Mit Einzelfreiheitsstrafen von 8 Monaten hat das Gericht jedenfalls
nicht die mildesten vom Strafrahmen zugelassenen Strafen ausgeurteilt.
|
Die Gesamtstrafe wird durch die Erhöhung der verwirkten höchsten Einzelstrafe
gebildet (Einsatzstrafe,
§§ 53,
54 StGB). Sie darf die Summe der Einzelstrafen nicht erreichen und
ist auf 15 Jahre Freiheitsstrafe begrenzt (
§ 54 Abs. 2 StGB). Bei gleichartigen Serientaten ist eine
zurückhaltende Erhöhung der Einsatzstrafe geboten, wenn zwischen den
einzelnen Taten ein enger zeitlicher, sachlicher und situativer
Zusammenhang besteht
(3).
Andererseits fordert die Rechtsprechung eine besonders tiefe Begründung,
wenn die Gesamtstrafe das 2 1/2-fache der Einsatzstrafe erreicht
(4)
oder - mehr noch - sich der Summe der Einzelstrafen nähert
(5).
An diese Vorgaben hat sich das erkennende Gericht gehalten und die
Einsatzstrafe verdreifacht auf 2 Jahre Gesamtfreiheitsstrafe.
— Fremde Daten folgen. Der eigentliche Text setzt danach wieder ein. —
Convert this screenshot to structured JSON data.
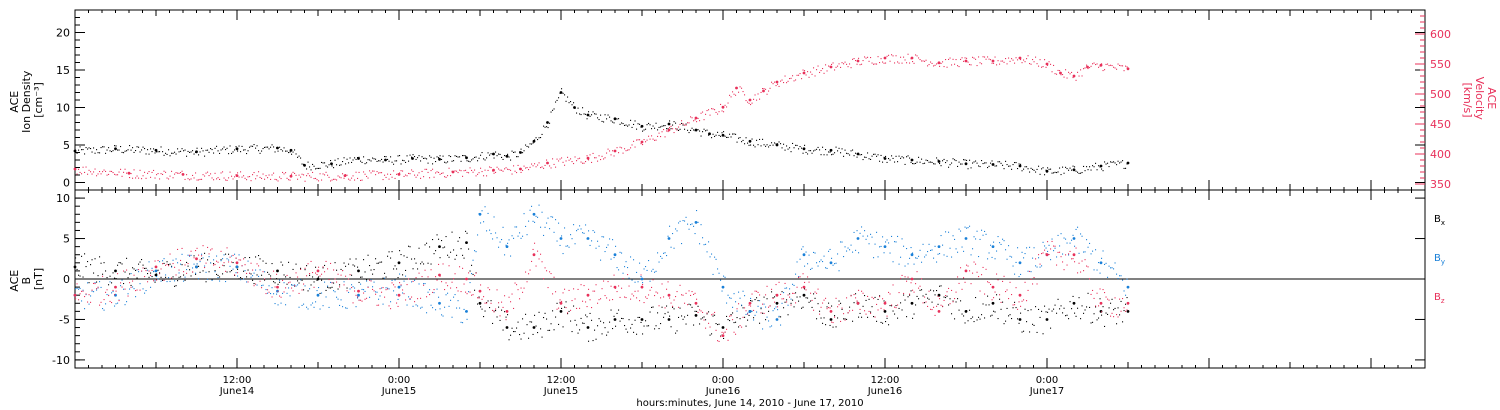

Schließlich wurde die Vollstreckung der Gesamtfreiheitsstrafe zur
Bewährung ausgesetzt. Das lässt
§ 56 Abs. 2 StGB ausnahmsweise bei Freiheitsstrafen bis höchstens 2
Jahre zu, wenn nach der Gesamtwürdigung von Tat und Persönlichkeit des
Verurteilten besondere Umstände vorliegen.
Hier wurden
also mehrere Ausnahmen der Strafzumessung zugrunde gelegt:
Der Strafrahmen wurde gemildert durch die Annahme minder schwerer Fälle.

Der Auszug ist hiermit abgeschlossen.